Eén van mijn favoriete films is Tot Altijd, een Vlaamse gebaseerd op het verhaal van Mario Verstraete, een MS-patiënt die vecht voor zijn recht op een waardige dood.
Onlangs keek ik voor een tweede keer naar de film Still Alice, over een docente aan de universiteit die op jonge leeftijd dementie krijgt (met een schitterende Julianne Moore).
Ik ben normaal niet zo’n bleiter bij films, maar bij bovenstaande titels kan ik u garanderen dat de tranen over mijn wangen rollen bij bepaalde scènes.

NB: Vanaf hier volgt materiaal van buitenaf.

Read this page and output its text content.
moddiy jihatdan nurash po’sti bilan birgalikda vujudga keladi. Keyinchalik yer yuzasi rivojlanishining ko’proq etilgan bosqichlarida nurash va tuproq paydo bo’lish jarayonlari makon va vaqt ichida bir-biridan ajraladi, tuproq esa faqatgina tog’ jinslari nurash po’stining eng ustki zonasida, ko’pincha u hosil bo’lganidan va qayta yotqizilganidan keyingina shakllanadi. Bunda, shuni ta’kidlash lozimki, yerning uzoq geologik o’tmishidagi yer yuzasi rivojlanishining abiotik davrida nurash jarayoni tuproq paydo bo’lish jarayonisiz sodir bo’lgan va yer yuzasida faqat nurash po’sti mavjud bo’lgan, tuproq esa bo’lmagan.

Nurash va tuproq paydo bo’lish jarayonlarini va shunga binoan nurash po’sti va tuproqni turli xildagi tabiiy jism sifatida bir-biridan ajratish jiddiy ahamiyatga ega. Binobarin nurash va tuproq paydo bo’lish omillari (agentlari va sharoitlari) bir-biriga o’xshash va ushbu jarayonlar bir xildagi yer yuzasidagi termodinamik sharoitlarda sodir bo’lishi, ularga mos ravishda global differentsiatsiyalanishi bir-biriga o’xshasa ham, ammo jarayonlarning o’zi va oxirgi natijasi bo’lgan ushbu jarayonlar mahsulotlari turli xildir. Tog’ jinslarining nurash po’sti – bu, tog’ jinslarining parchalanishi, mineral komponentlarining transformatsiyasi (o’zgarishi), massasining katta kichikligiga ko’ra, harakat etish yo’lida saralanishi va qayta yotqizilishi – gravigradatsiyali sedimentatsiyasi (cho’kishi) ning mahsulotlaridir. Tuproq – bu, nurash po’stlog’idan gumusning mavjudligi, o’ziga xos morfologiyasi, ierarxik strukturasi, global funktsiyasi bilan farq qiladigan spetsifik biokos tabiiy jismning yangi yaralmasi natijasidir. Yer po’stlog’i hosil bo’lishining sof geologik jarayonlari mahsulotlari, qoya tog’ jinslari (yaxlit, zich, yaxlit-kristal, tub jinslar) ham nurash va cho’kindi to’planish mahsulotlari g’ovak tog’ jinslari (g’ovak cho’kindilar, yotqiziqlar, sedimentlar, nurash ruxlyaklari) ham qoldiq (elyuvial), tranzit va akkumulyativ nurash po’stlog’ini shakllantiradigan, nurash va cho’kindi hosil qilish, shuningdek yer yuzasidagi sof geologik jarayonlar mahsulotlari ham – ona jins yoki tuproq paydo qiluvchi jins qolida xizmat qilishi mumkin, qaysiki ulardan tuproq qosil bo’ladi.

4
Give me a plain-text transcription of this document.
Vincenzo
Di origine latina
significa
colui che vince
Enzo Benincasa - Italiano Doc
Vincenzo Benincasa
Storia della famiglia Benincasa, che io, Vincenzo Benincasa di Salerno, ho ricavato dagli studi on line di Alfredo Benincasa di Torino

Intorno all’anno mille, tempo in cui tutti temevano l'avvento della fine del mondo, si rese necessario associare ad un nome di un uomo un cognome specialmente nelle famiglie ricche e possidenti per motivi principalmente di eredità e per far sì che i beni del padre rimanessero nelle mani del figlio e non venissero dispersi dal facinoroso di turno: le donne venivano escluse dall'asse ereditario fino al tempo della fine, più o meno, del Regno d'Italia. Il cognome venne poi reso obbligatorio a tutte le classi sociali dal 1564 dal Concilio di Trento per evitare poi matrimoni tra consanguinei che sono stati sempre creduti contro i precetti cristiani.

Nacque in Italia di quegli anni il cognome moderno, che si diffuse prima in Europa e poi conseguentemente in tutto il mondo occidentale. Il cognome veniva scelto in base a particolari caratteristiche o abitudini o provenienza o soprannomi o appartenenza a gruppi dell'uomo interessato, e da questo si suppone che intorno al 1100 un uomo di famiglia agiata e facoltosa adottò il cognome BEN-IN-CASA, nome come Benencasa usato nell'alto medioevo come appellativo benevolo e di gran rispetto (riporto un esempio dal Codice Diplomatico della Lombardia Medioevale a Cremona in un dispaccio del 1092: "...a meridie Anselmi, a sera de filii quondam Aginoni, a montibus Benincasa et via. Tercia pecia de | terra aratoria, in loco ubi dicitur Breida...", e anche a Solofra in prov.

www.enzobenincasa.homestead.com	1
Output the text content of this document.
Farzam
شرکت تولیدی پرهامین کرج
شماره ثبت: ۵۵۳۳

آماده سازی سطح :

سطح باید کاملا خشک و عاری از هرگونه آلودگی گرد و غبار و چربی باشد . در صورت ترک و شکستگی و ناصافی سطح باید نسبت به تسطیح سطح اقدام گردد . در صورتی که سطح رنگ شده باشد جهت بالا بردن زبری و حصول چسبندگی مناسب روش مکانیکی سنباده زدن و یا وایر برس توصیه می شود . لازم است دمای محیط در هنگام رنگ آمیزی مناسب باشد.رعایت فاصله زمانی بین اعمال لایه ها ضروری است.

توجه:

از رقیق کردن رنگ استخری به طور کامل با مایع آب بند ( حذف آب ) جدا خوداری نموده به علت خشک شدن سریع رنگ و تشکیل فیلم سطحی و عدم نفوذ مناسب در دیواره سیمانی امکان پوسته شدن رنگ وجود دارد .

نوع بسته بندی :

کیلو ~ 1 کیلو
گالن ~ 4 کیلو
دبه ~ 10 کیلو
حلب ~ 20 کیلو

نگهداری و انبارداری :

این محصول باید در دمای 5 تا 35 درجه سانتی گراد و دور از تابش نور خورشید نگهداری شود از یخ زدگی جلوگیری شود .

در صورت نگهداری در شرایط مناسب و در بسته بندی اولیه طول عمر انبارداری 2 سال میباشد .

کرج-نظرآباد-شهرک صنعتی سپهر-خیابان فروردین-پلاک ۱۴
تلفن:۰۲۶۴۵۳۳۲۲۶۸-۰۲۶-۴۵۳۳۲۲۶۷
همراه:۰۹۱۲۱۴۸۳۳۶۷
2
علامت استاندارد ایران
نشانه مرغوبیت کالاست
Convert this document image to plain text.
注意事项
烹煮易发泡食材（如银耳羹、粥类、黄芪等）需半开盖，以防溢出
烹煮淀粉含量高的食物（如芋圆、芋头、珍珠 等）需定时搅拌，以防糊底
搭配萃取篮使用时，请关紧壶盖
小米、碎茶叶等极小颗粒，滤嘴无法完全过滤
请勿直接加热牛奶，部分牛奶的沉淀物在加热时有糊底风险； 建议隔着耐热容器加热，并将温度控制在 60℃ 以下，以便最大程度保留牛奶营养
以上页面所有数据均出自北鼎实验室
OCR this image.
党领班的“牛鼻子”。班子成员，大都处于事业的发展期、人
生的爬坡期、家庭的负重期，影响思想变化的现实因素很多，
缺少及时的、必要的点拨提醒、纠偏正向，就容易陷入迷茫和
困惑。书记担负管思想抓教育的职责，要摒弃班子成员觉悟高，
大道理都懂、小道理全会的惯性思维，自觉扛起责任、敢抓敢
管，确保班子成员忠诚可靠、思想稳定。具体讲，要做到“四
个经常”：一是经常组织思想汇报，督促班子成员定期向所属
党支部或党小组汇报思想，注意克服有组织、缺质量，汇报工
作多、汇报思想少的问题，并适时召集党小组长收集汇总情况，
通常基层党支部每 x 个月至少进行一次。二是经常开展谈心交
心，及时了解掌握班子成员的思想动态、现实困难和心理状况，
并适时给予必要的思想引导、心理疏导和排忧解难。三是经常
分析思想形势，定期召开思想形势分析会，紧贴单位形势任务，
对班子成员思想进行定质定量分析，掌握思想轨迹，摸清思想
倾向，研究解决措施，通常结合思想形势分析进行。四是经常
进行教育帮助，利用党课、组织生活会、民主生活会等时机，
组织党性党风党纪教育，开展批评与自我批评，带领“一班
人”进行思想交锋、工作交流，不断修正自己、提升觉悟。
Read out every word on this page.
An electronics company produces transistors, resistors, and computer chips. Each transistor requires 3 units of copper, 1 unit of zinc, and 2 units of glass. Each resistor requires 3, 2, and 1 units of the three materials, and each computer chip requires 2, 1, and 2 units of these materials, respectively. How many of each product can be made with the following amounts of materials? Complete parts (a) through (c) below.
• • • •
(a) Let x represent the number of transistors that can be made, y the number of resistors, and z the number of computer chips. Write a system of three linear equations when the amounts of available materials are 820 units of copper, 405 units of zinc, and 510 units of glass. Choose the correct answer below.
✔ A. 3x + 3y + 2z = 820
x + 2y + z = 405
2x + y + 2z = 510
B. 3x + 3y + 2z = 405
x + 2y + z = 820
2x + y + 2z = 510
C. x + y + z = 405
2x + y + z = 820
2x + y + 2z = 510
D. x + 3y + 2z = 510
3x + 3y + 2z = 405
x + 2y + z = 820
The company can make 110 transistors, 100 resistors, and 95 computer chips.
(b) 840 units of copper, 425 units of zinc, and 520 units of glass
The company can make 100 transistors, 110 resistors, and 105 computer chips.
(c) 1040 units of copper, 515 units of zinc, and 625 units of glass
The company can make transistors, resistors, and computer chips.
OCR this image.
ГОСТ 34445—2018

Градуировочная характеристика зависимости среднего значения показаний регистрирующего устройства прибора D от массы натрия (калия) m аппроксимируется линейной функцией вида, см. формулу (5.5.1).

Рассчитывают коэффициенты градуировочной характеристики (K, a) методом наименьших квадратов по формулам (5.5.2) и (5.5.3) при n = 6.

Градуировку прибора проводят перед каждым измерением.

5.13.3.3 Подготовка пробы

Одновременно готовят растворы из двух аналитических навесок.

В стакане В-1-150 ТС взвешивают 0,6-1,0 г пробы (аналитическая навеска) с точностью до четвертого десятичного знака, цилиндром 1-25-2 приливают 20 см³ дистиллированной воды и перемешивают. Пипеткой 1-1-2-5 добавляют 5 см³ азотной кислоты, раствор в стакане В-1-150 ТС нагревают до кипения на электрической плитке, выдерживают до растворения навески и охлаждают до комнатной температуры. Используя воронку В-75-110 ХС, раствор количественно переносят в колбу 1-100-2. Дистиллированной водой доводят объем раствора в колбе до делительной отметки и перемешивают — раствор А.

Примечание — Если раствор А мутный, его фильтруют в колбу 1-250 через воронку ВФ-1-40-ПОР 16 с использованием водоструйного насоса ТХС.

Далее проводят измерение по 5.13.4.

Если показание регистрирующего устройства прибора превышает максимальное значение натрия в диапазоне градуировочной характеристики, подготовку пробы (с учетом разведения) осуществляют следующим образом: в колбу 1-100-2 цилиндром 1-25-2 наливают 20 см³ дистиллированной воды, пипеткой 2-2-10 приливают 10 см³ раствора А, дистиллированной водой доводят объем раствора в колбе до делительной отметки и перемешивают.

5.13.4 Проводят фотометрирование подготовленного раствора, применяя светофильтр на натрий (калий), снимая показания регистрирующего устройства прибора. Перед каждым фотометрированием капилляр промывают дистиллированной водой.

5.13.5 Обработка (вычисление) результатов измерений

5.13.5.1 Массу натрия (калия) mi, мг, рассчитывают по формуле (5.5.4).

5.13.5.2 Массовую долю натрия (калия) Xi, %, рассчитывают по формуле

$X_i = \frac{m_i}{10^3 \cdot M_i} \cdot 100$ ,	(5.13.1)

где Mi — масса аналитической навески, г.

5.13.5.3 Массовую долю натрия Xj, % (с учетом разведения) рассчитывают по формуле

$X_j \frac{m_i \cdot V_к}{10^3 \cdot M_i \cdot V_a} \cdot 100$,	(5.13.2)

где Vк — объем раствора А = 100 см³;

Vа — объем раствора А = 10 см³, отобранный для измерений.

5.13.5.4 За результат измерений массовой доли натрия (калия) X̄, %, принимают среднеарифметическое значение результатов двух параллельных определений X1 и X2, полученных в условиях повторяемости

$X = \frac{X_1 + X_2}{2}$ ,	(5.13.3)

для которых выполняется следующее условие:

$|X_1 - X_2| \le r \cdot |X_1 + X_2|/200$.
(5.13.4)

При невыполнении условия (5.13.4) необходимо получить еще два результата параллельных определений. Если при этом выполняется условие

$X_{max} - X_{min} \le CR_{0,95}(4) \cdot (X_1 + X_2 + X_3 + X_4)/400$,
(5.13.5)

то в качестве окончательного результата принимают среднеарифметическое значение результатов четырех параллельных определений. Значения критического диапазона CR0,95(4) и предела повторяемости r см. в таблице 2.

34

Waarom raakt mij dat zo? Het gaat over zoveel dingen tegelijkertijd. Het recht op zelfbeschikking. Het onnodig lijden. De onnodige bezetting van het leven van anderen, tegen je eigen wil. Het verlies van intellectuele capaciteit. Onrecht en je eigen beslissingen niet meer kunnen maken. Of zelfs niet mogen maken van hogerop.
Ik heb persoonlijke ervaring met dementie. Mijn oma leed aan dementie. We gingen met de familie op bezoek in het rusthuis. Mijn oma takelde telkens verder af. Na een tijd herkende ze ons niet meer.
Ik heb het één keer aangedurfd om alleen op bezoek te gaan. Ik was daar helemaal niet goed van. Ik was een vreemde voor haar. Ik, die als kleine jongen zoveel was komen spelen. Ik kon geen afscheid meer nemen. Net op de leeftijd dat ik een serieus gesprek kon voeren met mijn oma, was dat niet meer mogelijk.
Het verliezen van de capaciteit om voor jezelf te denken moet één van de ergste dingen zijn die er zijn. In de film Still Alice is de hoofdpersoon een internationaal erkend professor die haar hele leven bezig geweest is met het vraagstuk over hoe mensen taal leren. Na een tijd kan ze niet meer onthouden wat ze het vorige dagdeel gedaan heeft.
Als iemand die ook sterk “met zijn hoofd werkt” komt zo’n film hard aan. Voor sommigen is de jongdementie die in de film getoond wordt harde realiteit. Ik hoorde vorige week nog een verhaal over iemand die zijn vader verloor door jongdementie. Er wordt niet zo vaak over gesproken, maar het is de realiteit.
Iemand die dement is, is nog altijd mens. Je naasten zullen voor je willen zorgen, als je het geluk hebt nog dichte familie te hebben. Maar jij wilt dat misschien zelf niet.
Het is aan de persoon zelf om te beslissen wat er moet gebeuren in zo’n situatie. Net zoals je kan beslissen of je gereanimeerd wilt worden na een bepaalde leeftijd, of wat er met je organen mag gebeuren, is voor mij het ook belangrijk dat je als persoon zelf kan beslissen dat, moest het noodlot toeslaan, dat je zacht kan gaan.
Ik vind het daarom zeer goed dat er een debat is in de Kamer over het recht op euthanasie bij dementie. Ik vond het ook zeer goed dat er een zeer genuanceerd gesprek over was vandaag in de Zevende Dag.
Dat er voorzichtig en zeker niet lichtzinnig met dit thema moet omgegaan worden is duidelijk. Maar ik vind het belangrijk genoeg om hier de nodige aandacht aan te besteden, zodat de juiste wetgeving kan volgen.